- Born: Nanci Pierce September 5, 1950 (age 75) Tallahassee, Florida, U.S.
- Education: Huguenot High School Virginia Tech University of Wyoming Athens State College (BA) University of Alabama (MFA)
- Occupation: Author
- Spouse(s): Al Kincaid (divorced) Dick Tomey ​ ​(m. 1997; died 2019)​
- Children: 4

= Nanci Kincaid =

American novelist (born 1950)

Nanci Pierce Kincaid (born September 5, 1950) is an American novelist who wrote a short story collection titled Pretending the Bed Is a Raft (1997), as well as novels Crossing Blood (1991), Balls (1999), Verbena (2002), and As Hot As It Was You Ought to Thank Me (2005). The film My Life Without Me was based on the title story in Pretending the Bed Is a Raft.

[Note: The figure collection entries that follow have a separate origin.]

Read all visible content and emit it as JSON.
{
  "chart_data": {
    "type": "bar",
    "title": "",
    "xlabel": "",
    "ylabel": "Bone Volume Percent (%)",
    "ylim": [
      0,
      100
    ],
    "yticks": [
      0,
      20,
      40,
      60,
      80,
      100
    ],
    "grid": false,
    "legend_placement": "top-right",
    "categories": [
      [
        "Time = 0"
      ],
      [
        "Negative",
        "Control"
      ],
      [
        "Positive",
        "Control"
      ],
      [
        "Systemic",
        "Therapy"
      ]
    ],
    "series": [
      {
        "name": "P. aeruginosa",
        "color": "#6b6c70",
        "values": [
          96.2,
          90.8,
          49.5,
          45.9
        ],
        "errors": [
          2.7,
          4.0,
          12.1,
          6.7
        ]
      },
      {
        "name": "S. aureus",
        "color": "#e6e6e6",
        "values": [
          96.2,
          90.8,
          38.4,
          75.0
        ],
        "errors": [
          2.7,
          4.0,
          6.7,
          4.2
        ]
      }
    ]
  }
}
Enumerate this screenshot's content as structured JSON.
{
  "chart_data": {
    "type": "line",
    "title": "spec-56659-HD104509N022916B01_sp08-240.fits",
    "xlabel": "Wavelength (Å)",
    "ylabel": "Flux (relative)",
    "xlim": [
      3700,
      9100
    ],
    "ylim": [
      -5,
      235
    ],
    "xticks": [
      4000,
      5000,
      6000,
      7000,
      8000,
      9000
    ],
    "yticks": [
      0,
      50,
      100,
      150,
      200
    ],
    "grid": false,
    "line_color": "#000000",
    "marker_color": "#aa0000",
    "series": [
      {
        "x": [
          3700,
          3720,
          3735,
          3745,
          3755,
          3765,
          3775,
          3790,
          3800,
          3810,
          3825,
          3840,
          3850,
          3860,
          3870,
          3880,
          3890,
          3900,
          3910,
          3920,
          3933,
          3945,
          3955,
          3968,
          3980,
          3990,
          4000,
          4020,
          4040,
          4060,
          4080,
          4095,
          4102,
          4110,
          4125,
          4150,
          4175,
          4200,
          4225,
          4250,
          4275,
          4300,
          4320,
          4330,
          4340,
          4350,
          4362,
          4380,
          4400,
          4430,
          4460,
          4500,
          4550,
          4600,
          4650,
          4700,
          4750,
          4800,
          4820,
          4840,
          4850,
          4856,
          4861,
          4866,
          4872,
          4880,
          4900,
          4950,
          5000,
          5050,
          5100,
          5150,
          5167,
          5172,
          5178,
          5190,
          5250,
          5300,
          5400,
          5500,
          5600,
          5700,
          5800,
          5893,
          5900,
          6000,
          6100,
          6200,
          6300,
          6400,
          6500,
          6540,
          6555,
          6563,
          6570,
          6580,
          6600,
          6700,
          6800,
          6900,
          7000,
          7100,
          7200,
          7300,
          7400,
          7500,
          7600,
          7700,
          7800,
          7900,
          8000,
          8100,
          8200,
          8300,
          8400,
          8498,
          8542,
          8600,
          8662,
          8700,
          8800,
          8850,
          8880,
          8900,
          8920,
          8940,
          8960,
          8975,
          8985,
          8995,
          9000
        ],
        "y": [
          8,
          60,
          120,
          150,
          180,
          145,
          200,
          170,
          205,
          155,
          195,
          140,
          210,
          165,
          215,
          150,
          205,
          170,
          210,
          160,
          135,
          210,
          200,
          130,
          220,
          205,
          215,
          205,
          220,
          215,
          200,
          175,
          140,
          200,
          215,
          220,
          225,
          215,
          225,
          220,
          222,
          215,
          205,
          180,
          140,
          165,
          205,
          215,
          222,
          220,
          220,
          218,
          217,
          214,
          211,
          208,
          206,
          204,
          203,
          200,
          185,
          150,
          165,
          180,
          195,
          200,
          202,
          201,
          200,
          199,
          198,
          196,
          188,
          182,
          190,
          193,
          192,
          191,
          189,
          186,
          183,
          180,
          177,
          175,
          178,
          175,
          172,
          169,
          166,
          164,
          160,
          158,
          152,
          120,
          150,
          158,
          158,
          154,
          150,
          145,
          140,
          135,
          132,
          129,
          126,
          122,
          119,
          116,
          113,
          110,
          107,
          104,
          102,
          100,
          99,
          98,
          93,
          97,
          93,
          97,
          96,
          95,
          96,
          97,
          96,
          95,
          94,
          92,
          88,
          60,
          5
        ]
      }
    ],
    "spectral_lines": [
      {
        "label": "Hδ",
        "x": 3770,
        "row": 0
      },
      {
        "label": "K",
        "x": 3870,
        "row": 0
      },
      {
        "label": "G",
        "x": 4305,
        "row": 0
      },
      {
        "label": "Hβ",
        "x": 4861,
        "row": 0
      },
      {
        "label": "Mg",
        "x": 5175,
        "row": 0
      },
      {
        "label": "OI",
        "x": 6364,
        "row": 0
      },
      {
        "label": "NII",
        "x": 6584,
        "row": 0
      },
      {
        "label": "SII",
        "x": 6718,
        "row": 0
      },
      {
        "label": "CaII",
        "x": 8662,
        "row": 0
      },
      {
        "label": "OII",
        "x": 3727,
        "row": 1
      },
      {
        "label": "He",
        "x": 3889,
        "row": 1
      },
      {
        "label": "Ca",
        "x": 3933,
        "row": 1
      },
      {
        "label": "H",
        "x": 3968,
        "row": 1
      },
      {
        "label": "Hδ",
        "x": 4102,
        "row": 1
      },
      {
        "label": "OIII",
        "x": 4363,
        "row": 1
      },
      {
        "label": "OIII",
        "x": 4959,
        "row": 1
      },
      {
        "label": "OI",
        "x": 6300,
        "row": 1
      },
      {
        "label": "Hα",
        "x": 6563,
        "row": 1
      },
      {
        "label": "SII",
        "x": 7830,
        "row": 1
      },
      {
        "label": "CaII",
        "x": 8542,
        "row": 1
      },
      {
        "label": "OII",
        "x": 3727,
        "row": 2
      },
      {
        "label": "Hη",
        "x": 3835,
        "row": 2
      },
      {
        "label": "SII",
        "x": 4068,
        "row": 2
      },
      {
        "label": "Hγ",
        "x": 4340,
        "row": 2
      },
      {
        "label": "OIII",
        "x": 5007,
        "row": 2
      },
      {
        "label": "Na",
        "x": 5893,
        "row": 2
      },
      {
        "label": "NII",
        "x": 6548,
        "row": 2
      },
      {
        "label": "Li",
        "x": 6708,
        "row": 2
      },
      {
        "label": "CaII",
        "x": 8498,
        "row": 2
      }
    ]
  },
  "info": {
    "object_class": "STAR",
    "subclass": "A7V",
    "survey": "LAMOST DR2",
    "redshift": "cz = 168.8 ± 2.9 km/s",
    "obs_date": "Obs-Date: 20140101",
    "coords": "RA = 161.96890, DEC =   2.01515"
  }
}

Her most recent novel is "Eat, Drink, and be from Mississippi" (Little, Brown, 2009).

==Early life and education==
Born Nanci Pierce in Tallahassee, Florida, Kincaid grew up in Richmond, Virginia and graduated from Huguenot High School in 1968. After attending Virginia Tech and the University of Wyoming, Kincaid completed her B.A. at Athens State College (now Athens State University) in 1987. In 1991, Kincaid completed a Master of Fine Arts degree at the University of Alabama.

==Personal life==
She was previously married to former University of Wyoming and Arkansas State University football coach Al Kincaid. In 1997, Kincaid married college football coach Dick Tomey; their marriage lasted until Tomey's death in 2019. They had four children and five grandchildren. With Tomey, Kincaid lived in Honolulu, Hawaii; Tucson, Arizona; and San Jose, California.